Attorney General William Sorrell said Natural Provisions agreed to spend $15,000 to upgrade its computer security systems, as well as pay $15,000 to the state.
“The settlement resolves allegations that Natural Provisions failed to promptly notify its customers of a substantial data security breach and failed to expeditiously correct vulnerabilities in its system to fix its security,” according to the press release.
Under Vermont law, a company must notify the attorney general within 14 days of the discovery of a breach, notify its customers within 45 days and quickly take steps to remedy the breach.
Natural Provisions Co-Owner Terry Powers said he “strongly disagrees” with some of the facts in the case, but that Natural Provisions could not afford to take the matter to trial.
“We’re just a small Vermont family business,” he said. “The cost to defend it in court was just next to impossible, so we negotiated and settled.”
Powers said as soon as Natural Provisions was told it had a virus that resulted in a breach of credit card security, it scanned its computers and found and removed a virus. It then replaced its computer hard drives, installed a new firewall and changed credit card processing equipment.

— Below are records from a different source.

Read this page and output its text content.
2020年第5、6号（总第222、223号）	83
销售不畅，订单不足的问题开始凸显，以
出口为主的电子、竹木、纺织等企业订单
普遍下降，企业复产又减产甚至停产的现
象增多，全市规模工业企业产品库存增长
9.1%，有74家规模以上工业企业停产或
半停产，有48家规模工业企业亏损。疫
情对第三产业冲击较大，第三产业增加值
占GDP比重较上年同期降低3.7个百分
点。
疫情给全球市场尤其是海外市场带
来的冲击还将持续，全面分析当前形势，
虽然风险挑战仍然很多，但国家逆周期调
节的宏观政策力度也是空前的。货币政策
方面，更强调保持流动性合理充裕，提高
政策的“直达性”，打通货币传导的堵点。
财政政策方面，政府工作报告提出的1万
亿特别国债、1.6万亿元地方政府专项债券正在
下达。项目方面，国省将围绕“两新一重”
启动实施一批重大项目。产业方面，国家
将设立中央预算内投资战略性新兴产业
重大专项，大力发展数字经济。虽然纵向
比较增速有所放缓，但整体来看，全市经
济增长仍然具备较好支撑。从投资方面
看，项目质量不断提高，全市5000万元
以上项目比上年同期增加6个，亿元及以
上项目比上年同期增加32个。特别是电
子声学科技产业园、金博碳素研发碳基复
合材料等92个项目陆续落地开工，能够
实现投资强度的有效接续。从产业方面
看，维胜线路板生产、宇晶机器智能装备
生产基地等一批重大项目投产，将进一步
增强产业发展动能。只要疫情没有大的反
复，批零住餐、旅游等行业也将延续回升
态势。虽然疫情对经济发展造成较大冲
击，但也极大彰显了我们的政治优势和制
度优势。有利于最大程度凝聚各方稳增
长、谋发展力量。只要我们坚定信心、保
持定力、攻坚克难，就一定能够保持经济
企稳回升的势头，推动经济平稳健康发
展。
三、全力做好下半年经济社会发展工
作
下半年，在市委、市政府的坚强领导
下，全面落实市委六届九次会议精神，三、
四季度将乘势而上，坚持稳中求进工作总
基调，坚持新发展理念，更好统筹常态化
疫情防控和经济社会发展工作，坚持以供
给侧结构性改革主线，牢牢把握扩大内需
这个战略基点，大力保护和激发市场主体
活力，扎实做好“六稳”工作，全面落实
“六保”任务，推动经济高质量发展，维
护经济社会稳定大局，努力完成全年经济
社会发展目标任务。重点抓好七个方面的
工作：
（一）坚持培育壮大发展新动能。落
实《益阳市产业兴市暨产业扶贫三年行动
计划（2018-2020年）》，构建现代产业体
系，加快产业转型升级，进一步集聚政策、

Powers said Natural Provisions staff did not know they had to notify the attorney general’s office within 14 days and agreed that the store failed to meet that guideline, but he said the store acted immediately to protect its customers.
“We certainly did everything we could do to protect the customers,” he said. “It makes no sense that a small business like ours would knowingly let credit cards be compromised.”
Powers added that there has not been a single breach since July 2012.